Employee Attrition: The Silent Performance Killer

Employee Attrition: The Silent Performance Killer

It’s always interesting to look at the various areas that people focus on when determining how to improve the performance of their contact center. The usual suspects always seem to be some combination of: 1) technology improvements to make things more efficient and customer-friendly (Bots, AI, intelligent IVRs), 2) location and solution alignment (should we be offshore, nearshore, or domestic, and should we be in-site or virtual), and 3) process or solution components (how do we eliminate waste, re-work, or processes which gum up the system?).

All of these areas are critically important and should be constantly monitored and improved upon. Yet, in most cases, each of these areas tend to provide only incremental improvements to efficiency gains or customer experience. Then why do so much of our attention and so many of our resources go toward marginal improvements to the business?

Having spent thirty five years as both client and supplier in the BPO industry, it’s been amazing to witness and be part of so many advancements in the industry…from the advent of CRM systems and outbound dialers, to the progression of focus on customer experience metrics through CSAT, CE, and NPS, as well as the establishment of effective omnichannel solutions, social media response, intuitive technologies, and more. Before these technology advances, the only real way to be different than your competition was to hire the best people, train them well, and then manage them in a way to make them better and keep them as long as you could.

And through it all, one thing has remained the same. There is still a human being on the other end of the interaction, and that person’s job is still to reach a positive outcome with your customer as quickly and as effectively as possible. Now, don’t get me wrong. As much as we can, we’ve all tried to automate things, we’ve all tried to give customers self-help options, we’ve created Bots to look and feel like a human. That really just means that we’ve taken the simple things away from the agents.

But, let’s be honest. Those were never the problem anyway. The hard stuff is all still there. Those are the things that are really causing your customers to be unhappy. And those are the things that are too difficult to automate. They also require the most training for your agents. They require repetition for the agents to get good at handling those situations. And they require finesse to navigate choppy waters with your customers and turn a bad situation less bad. Or if you have really good agents, they turn a detractor into an promoter.

So now that agents are only getting the tough calls, their job has also gotten tougher. A stressful job now has the potential to being downright harrowing. And customers are more demanding than ever. It’s no wonder that agents are turning over at levels not typically seen in other industries, except maybe bomb detonators or toxic waste disposers. In fact, in July 2020, according to CareerAddict, telemarketer and customer service advisor were rated as two of the six worst jobs one could get.
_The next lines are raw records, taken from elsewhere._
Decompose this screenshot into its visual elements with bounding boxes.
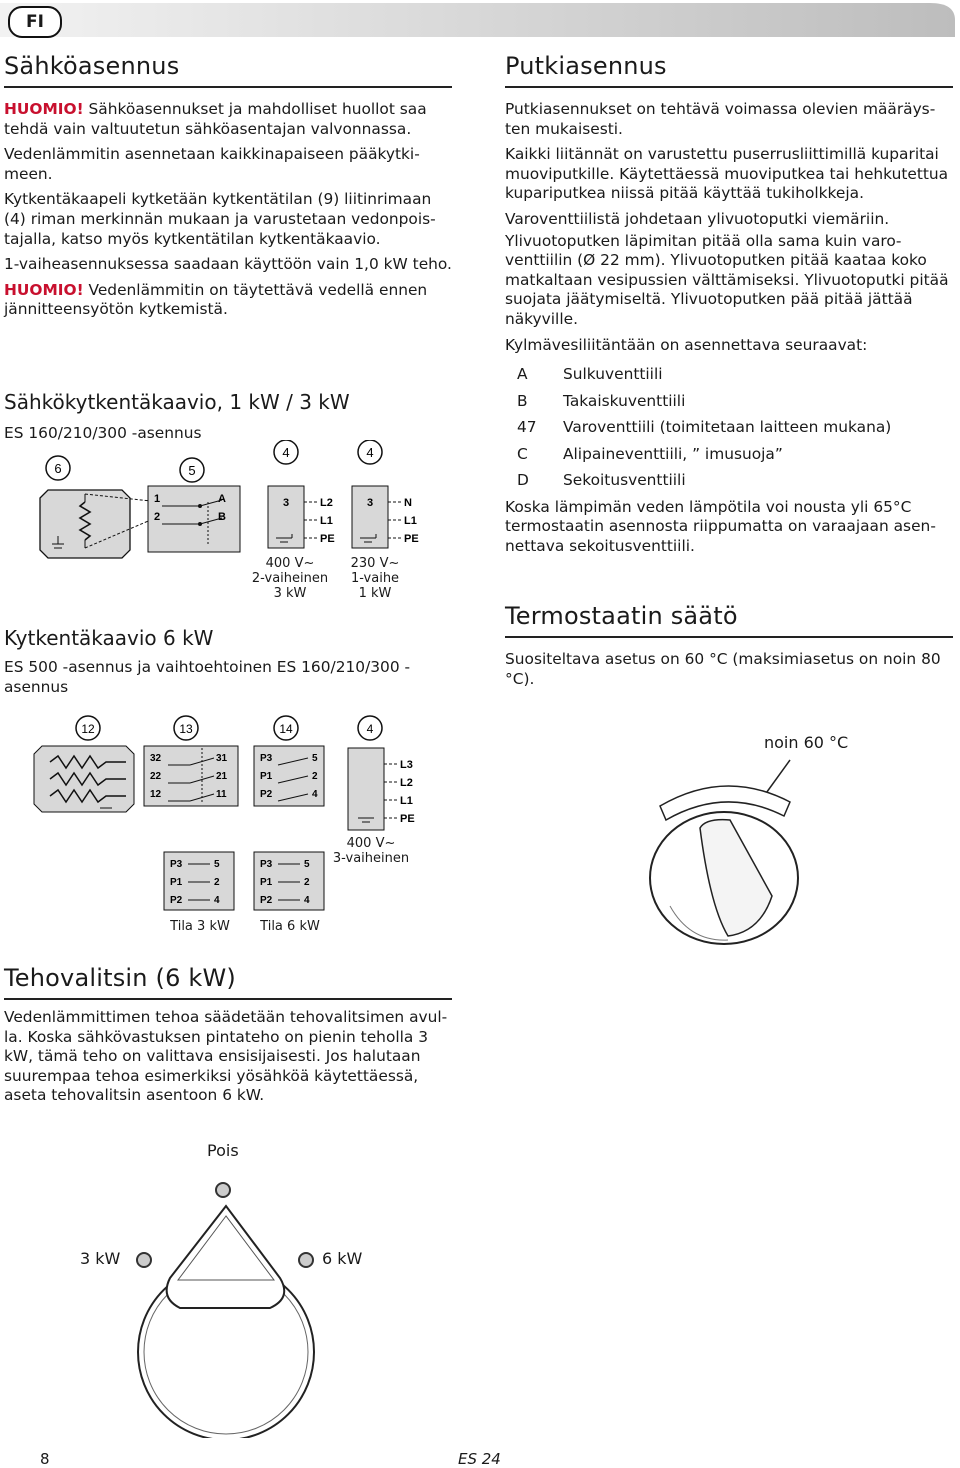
terminal-31: 31 xyxy=(216,753,228,764)
section-termostaatti xyxy=(505,602,953,695)
model-name: ES 24 xyxy=(458,1450,501,1468)
callout-14: 14 xyxy=(279,722,293,736)
paragraph-termostaatti: Suositeltava asetus on 60 °C (maksimiasetus on noin 80 °C). xyxy=(505,650,941,688)
label-L1-right: L1 xyxy=(404,515,417,527)
language-badge: FI xyxy=(8,6,62,38)
paragraph-putki-3: Varoventtiilistä johdetaan ylivuotoputki viemäriin. xyxy=(505,209,890,228)
thermostat-knob-illustration xyxy=(640,756,810,946)
svg-text:P2: P2 xyxy=(260,895,273,906)
label-3kw: 3 kW xyxy=(80,1249,121,1268)
svg-text:2: 2 xyxy=(304,877,310,888)
label-pois: Pois xyxy=(207,1141,239,1160)
list-item: A Sulkuventtiili xyxy=(517,365,663,384)
caption-tila-6kw: Tila 6 kW xyxy=(260,919,320,934)
list-item: C Alipaineventtiili, ” imusuoja” xyxy=(517,444,783,463)
list-item: B Takaiskuventtiili xyxy=(517,391,686,410)
caption-400v-2phase: 400 V~ 2-vaiheinen 3 kW xyxy=(251,556,329,601)
terminal-2: 2 xyxy=(154,511,161,523)
paragraph-putki-5: Kylmävesiliitäntään on asennettava seuraavat: xyxy=(505,335,868,354)
label-N: N xyxy=(404,497,412,509)
svg-text:P3: P3 xyxy=(170,859,183,870)
caption-400v-3phase: 400 V~ 3-vaiheinen xyxy=(332,836,410,866)
svg-text:5: 5 xyxy=(304,859,310,870)
terminal-3-left: 3 xyxy=(282,497,290,509)
terminal-12: 12 xyxy=(150,789,162,800)
top-header-bar xyxy=(0,0,960,40)
selector-P2: P2 xyxy=(260,789,273,800)
wiring-diagram-6kw xyxy=(30,712,450,938)
power-selector-knob-illustration xyxy=(130,1168,330,1438)
svg-text:4: 4 xyxy=(214,895,220,906)
label-PE-6kw: PE xyxy=(400,813,415,825)
label-PE-left: PE xyxy=(320,533,335,545)
label-L1-6kw: L1 xyxy=(400,795,413,807)
paragraph-2: Vedenlämmitin asennetaan kaikkinapaiseen pääkytkimeen. xyxy=(4,145,420,183)
paragraph-putki-1: Putkiasennukset on tehtävä voimassa olevien määräysten mukaisesti. xyxy=(505,100,936,138)
terminal-1: 1 xyxy=(154,493,161,505)
terminal-21: 21 xyxy=(216,771,228,782)
diagram1-subtitle: ES 160/210/300 -asennus xyxy=(4,424,202,442)
caption-tila-3kw: Tila 3 kW xyxy=(170,919,230,934)
terminal-11: 11 xyxy=(216,789,227,800)
list-item: 47 Varoventtiili (toimitetaan laitteen mukana) xyxy=(517,418,892,437)
label-L2: L2 xyxy=(320,497,333,509)
terminal-A: A xyxy=(218,493,226,505)
valve-list xyxy=(505,361,953,494)
section-title-putkiasennus: Putkiasennus xyxy=(505,52,953,88)
caption-230v-1phase: 230 V~ 1-vaihe 1 kW xyxy=(350,556,400,601)
terminal-B: B xyxy=(218,511,226,523)
section-putkiasennus xyxy=(505,52,953,562)
selector-P1: P1 xyxy=(260,771,273,782)
section-tehovalitsin xyxy=(4,964,452,1112)
section-sahkoasennus xyxy=(4,52,452,326)
callout-4-right: 4 xyxy=(366,445,374,460)
list-item: D Sekoitusventtiili xyxy=(517,471,686,490)
svg-text:2: 2 xyxy=(214,877,220,888)
paragraph-warning-1: HUOMIO! Sähköasennukset ja mahdolliset huollot saa tehdä vain valtuutetun sähköasentajan valvonnassa. xyxy=(4,100,427,138)
selector-P3: P3 xyxy=(260,753,273,764)
paragraph-tehovalitsin: Vedenlämmittimen tehoa säädetään tehovalitsimen avulla. Koska sähkövastuksen pintateho on pienin teholla 3 kW, tämä teho on valittava ensisijaisesti. Jos halutaan suurempaa tehoa esimerkiksi yösähköä käytettäessä, aseta tehovalitsin asentoon 6 kW. xyxy=(4,1008,448,1105)
label-L2-6kw: L2 xyxy=(400,777,413,789)
svg-text:5: 5 xyxy=(214,859,220,870)
paragraph-3: Kytkentäkaapeli kytketään kytkentätilan (9) liitinrimaan (4) riman merkinnän mukaan ja varustetaan vedonpoistajalla, katso myös kytkentätilan kytkentäkaavio. xyxy=(4,190,436,248)
section-title-termostaatti: Termostaatin säätö xyxy=(505,602,953,638)
selector-4: 4 xyxy=(312,789,318,800)
label-6kw: 6 kW xyxy=(322,1249,363,1268)
svg-text:P1: P1 xyxy=(260,877,273,888)
section-title-tehovalitsin: Tehovalitsin (6 kW) xyxy=(4,964,452,1000)
callout-6: 6 xyxy=(54,461,62,476)
page-number: 8 xyxy=(40,1450,50,1468)
label-L1-left: L1 xyxy=(320,515,333,527)
callout-12: 12 xyxy=(81,722,95,736)
paragraph-putki-6: Koska lämpimän veden lämpötila voi nousta yli 65°C termostaatin asennosta riippumatta on varaajaan asennettava sekoitusventtiili. xyxy=(505,497,936,555)
diagram2-header xyxy=(4,626,434,703)
svg-text:P1: P1 xyxy=(170,877,183,888)
callout-13: 13 xyxy=(179,722,193,736)
selector-5: 5 xyxy=(312,753,318,764)
label-L3-6kw: L3 xyxy=(400,759,413,771)
diagram1-title: Sähkökytkentäkaavio, 1 kW / 3 kW xyxy=(4,390,350,414)
paragraph-warning-2: HUOMIO! Vedenlämmitin on täytettävä vedellä ennen jännitteensyötön kytkemistä. xyxy=(4,280,428,319)
diagram2-subtitle: ES 500 -asennus ja vaihtoehtoinen ES 160/210/300 -asennus xyxy=(4,658,411,696)
terminal-3-right: 3 xyxy=(366,497,374,509)
paragraph-putki-2: Kaikki liitännät on varustettu puserrusliittimillä kuparitai muoviputkille. Käytettäessä muoviputkea tai hehkutettua kupariputkea niissä pitää käyttää tukiholkkeja. xyxy=(505,145,949,203)
section-title-sahkoasennus: Sähköasennus xyxy=(4,52,452,88)
svg-text:P2: P2 xyxy=(170,895,183,906)
diagram2-title: Kytkentäkaavio 6 kW xyxy=(4,626,214,650)
label-noin-60: noin 60 °C xyxy=(764,733,849,752)
svg-text:P3: P3 xyxy=(260,859,273,870)
paragraph-4: 1-vaiheasennuksessa saadaan käyttöön vain 1,0 kW teho. xyxy=(4,255,452,274)
paragraph-putki-4: Ylivuotoputken läpimitan pitää olla sama kuin varoventtiilin (Ø 22 mm). Ylivuotoputken pitää kaataa koko matkaltaan vesipussien välttämiseksi. Ylivuotoputki pitää suojata jäätymiseltä. Ylivuotoputken pää pitää jättää näkyville. xyxy=(505,231,949,328)
callout-4-left: 4 xyxy=(282,445,290,460)
callout-5: 5 xyxy=(188,463,196,478)
callout-4-6kw: 4 xyxy=(366,722,374,736)
label-PE-right: PE xyxy=(404,533,419,545)
terminal-22: 22 xyxy=(150,771,162,782)
terminal-32: 32 xyxy=(150,753,162,764)
svg-text:4: 4 xyxy=(304,895,310,906)
selector-2: 2 xyxy=(312,771,318,782)
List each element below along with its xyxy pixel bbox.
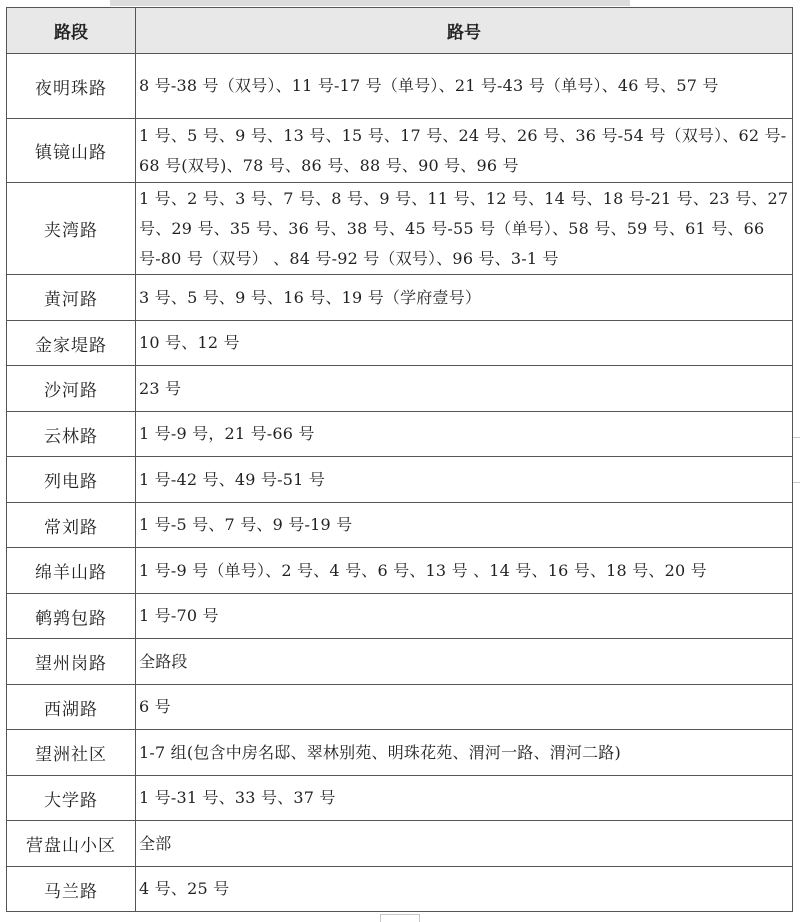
- bottom-edge-mark: [380, 914, 420, 922]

The pandemic has helped to ease the rise in contact center attrition as agents, and practically everyone else, has held onto their job for fear of not being able to find another one. But that has really just masked the problems that exist for many companies, and when we get to the other side of this pandemic (and we will, and hopefully very soon!) there will likely come a day of reckoning as a surging economy and pent-up frustrations with current workplaces will cause agents to go looking for something better.

And so we’re left waiting for that day and the impacts that will have on your business. An attrition rate of 8% monthly means that you’re turning over your entire workforce every year. Even a 6% attrition rate means almost 3 out of 4 people leave every year. Among outsourced providers, those who do well may be at 5% monthly…congrats, you’ve found a partner who only turns over 60% of their workforce every year!

As I made a recent career change, I looked for a company who looked and felt different than other companies in the outsourced contact center space. And with the zealous approach to creating a positive work environment and treating their employees well, the company averages 3.5% monthly attrition, well below industry average. This approximates many companies’ in-house attrition rates without paying higher in-house wages or benefits. And that kind of a partner is what companies will be needing more and more as time goes on. That may be why this company continues to experience triple digit growth.

The costs of high attrition are out of this world! With 6% attrition and two weeks of training on a 100 FTE project, over the course of a year, a company will need to spend 5,760 hours just to re-train agents, not to mention the time and effort that goes into recruiting and hiring. And they’ll never get out of their own way in recovering from learning curves associated with constantly replacing agents. The first 90 days of an agent’s employment is most crucial to their achieving steady state performance, and that is also where the majority of agent turnover takes place. Those companies that can effectively address this early stage turnover are the difference-makers.

So, as the big leaps in technology and process enhancements have taken place over the past 3-5 years, and we’re now left with just incremental improvements, the big gains to be made are in employee retention. The imperative is to gain competency in agents and retain them for the long run. Get them engaged, get them to be your advocates and your evangelists. Don’t accept that high attrition is the norm. Work with your suppliers to solve the problem through agent investment (not just high wages – employees may come for the wages, but the wages won’t keep them) and eliminating other attrition drivers. That’s the single most important component to a program’s success.

It’s all about the people. And after 35 years, what was old is new again.